There are half a dozen or less infant trees planted between two building faces that cause an alleyway down onto the river front. They cry from the brickwork as if infiltrating weakened pores in an otherwise tightly woven fabric. Captured, restrained and ultimately 'unnatural'. This display is one of attempt, rather than execution in 'incorporated' design. Also among these infants is another tree. Much larger and dominate over its siblings; David Batchelor's Evergreen installation is nothing more than two shrub shaped green light boxes interlocked atop a stainless steel trunk. Its an abstract but an accessible form. Its singular colour and unmistakable top heavy construction offers the growth associated with plants. There is perhaps no more widely recognised referent system than nature.


I like Evergreen, or 'The Tree' as it is otherwise known (it had become a community focal point). It may have just been a somewhere among anywhere to sit and eat but I was consciously drawn into its form. I assigned a positive association to its collective shapes and colour.
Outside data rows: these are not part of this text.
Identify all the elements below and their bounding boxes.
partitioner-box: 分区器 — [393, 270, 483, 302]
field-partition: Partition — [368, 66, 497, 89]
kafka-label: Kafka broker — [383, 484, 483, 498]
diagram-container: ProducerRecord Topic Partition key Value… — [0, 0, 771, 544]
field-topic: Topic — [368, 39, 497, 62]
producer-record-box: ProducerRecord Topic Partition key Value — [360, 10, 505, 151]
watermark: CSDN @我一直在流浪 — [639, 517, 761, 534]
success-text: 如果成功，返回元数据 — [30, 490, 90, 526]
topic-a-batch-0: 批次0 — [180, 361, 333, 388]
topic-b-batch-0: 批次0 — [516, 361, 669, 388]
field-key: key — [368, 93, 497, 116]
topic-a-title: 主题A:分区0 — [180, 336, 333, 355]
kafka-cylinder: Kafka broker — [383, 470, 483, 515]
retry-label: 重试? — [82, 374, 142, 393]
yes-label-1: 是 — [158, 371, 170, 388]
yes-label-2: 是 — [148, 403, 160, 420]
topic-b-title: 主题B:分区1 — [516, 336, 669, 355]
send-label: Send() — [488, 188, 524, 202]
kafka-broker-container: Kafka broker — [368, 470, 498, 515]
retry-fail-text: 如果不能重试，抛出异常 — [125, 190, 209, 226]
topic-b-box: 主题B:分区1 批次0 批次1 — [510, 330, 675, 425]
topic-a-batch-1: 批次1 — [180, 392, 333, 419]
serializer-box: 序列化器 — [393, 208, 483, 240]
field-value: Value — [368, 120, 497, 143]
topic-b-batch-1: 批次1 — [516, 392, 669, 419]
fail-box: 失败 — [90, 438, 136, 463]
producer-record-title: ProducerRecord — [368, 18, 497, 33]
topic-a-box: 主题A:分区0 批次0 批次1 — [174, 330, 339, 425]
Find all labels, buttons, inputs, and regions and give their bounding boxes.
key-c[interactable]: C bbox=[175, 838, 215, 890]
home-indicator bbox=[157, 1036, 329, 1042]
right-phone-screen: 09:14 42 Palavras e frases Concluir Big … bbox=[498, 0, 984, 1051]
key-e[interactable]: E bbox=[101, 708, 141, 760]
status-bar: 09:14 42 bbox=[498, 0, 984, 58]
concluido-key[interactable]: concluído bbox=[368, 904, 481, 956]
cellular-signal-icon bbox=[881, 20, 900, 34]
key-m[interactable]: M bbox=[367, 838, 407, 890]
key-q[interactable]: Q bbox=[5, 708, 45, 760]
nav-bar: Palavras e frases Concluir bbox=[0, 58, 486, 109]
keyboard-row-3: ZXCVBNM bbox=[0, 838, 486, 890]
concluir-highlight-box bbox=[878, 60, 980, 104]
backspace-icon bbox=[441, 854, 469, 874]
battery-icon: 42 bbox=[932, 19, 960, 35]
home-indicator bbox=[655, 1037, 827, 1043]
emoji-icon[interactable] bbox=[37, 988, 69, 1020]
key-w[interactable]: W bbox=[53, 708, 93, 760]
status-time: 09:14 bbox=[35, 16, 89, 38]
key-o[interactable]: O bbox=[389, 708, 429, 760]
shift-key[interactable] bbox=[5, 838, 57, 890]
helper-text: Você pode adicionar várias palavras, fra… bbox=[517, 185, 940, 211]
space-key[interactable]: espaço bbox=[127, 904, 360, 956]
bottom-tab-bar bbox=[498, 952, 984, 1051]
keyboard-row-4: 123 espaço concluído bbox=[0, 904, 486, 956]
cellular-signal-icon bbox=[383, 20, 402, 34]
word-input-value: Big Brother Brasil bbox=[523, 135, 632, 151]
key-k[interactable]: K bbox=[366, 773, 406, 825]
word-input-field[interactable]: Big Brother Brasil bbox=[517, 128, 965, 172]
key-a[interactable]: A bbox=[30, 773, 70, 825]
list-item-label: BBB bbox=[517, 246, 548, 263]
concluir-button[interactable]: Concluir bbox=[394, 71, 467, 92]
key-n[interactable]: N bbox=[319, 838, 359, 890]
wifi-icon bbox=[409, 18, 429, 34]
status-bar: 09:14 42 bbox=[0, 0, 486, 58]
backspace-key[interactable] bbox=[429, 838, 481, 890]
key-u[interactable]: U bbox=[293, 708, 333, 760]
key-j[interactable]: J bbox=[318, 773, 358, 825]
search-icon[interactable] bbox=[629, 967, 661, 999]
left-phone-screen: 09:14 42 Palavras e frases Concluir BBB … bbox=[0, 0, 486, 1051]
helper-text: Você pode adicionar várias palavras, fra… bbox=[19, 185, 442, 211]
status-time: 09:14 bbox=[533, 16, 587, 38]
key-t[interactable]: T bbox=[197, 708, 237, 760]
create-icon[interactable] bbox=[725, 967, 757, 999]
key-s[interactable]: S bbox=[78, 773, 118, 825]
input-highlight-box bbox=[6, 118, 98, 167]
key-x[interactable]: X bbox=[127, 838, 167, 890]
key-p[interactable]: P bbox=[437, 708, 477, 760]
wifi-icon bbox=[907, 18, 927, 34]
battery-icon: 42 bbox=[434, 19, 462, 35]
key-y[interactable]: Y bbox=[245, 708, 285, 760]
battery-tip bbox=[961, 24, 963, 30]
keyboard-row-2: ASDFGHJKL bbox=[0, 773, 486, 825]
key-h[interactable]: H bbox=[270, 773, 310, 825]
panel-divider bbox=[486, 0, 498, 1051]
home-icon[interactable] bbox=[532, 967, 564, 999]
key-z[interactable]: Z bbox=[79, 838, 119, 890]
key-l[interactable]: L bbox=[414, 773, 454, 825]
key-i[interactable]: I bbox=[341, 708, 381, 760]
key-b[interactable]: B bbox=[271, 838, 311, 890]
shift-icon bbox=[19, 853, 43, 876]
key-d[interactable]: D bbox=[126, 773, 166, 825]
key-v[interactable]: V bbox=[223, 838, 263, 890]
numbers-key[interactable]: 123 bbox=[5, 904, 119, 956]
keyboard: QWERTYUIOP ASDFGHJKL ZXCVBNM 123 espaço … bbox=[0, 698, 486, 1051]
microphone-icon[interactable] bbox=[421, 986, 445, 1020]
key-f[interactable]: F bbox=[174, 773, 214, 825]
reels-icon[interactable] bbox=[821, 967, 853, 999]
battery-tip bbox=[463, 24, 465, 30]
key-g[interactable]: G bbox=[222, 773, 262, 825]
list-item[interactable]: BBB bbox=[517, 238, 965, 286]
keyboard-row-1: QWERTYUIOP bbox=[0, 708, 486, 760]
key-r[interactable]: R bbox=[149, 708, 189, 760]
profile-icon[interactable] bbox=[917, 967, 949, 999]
As the real trees stagger aside, Evergreen appears a symbol of perfection. A reduced minimalism of all that is essential in replicating form. The plastics and metals it is built from connote a new evolution and at night it fluoresces a brilliant green as if to defy the natural daily cycle of life. It is captivating in its simplicity and reminds me of Olafur Eliasson's Weather Project at the Tate Modern, where a huge sun crescent, mirrored into a perfect circle in the ceiling was hung in the main hall. People would lie below engrossed in it's glow whilst waving at their reflection. I remember walking down the entrance ramp convinced by its light and warmth. I would assign the same emotions to this installation as I would to the real center of our solar system.

If my emotions react to these signs rather than truths, I am apparently satisfied by the substitute and furthermore, there may appear to be advantages in recreating nature. Although the tree would never flower, seed or grow, the sun would also never set. However, despite my best efforts to imagine these technologies positively, I can't help but picture a neuromantic scene of depression; the post-climate reconstruction of a once sustainable ecosystem.

I fear our grasp of reality has already shifted somewhat. We conceive Disneyland to be fake but at what point does urbanity cross beyond the realms of real? Would we even notice? Baudrillard claims such imaginary worlds conceal the changes in reality, or rather conceal the fact that “the real is no longer real”.[1]

From traffic to television, an ambience of distraction surrounds the city. They say it never sleeps, thus we are already astride the rhythms of the natural world. I would suggest those concerned by our 'new' efforts to manipulate the weather, by means such as cloud seeding (as mentioned by Katy), be consoled in this is not a new thing, so do not worry. We started dictating the weather long before we started to mimic it.



[1]Baudrillard, J. quoted in Birch, T. (1990) The Incarceration of Wilderness, p18.